I just recently found out that a Lipizzaner stallion show is coming to Danville! They'll be at the David S. Palmer Civic Center. My boss and I got tickets from Larry, who hosts/owns a radio station, as a gift for us being so courteous to him while he was taking riding lessons with us. 

Tickets are $23.50 and, to my knowledge, for sale now. Is anyone here going?  I'll be taking loads of pictures!

*Date:* 11 February (Friday) 
*Time*: 7:30 PM 
Check it out! Visit the website at: palmerarena.com


----------



## musicalmarie1 (Dec 8, 2010)

My mom has wanted to see the Lippizzans for YEARS, and when she found out they were looping through Alabama she was super excited and got tickets-- I couldn't go with because of a church thing. 

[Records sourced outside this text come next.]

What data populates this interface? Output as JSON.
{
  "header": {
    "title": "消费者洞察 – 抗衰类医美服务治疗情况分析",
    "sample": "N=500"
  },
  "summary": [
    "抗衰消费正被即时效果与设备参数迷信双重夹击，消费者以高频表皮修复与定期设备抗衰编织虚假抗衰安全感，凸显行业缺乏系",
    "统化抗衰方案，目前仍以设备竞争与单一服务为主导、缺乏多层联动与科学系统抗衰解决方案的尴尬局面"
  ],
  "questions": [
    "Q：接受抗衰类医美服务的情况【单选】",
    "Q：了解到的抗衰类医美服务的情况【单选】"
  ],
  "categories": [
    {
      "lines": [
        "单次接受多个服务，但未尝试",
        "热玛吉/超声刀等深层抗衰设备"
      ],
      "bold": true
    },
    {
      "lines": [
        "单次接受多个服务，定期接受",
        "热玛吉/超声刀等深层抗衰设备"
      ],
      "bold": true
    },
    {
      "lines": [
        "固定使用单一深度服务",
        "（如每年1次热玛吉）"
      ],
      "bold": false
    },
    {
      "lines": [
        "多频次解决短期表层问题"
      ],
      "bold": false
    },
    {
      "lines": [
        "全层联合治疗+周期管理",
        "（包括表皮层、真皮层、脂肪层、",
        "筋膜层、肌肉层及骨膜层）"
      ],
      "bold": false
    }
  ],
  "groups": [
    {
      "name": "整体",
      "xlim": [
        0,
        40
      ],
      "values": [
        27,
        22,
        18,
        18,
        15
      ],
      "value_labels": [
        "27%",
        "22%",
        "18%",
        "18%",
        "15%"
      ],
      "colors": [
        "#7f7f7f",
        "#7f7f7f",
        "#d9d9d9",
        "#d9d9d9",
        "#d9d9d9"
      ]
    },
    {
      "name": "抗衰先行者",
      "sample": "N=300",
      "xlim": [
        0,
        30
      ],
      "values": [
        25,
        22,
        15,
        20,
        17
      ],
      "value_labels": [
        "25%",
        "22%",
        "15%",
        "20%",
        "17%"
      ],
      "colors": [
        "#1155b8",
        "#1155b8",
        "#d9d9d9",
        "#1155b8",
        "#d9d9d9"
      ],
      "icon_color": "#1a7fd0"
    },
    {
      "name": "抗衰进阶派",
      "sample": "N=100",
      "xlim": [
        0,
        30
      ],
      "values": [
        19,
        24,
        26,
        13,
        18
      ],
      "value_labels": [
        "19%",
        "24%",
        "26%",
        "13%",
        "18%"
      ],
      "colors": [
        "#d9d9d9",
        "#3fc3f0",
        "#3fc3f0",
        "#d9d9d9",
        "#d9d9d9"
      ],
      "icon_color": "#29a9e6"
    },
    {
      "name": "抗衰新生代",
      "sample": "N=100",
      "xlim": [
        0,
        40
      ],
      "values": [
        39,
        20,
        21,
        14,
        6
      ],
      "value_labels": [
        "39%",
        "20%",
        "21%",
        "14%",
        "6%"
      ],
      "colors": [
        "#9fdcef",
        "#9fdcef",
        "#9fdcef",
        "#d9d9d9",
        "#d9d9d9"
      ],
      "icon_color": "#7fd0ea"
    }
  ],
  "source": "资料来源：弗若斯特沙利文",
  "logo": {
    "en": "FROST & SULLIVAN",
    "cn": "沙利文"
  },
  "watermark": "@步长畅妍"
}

Maybe she had hyped it up too much after watching youtube vids, but she wasn't all that impressed. They spent the first hour and a half going over the different moves that the horses can do, and then had an intermission. The next half was the horses all moving together, like a dance, but they only did one, 30 minute segment and then it was over. She wanted to see more of all the horses moving together with synchronized movements. She thinks that maybe it was because there wasn't a very huge crowd, and that maybe in cities where they're more popular they do a more involved show. 

I hope the one near you is more enjoyable!!


----------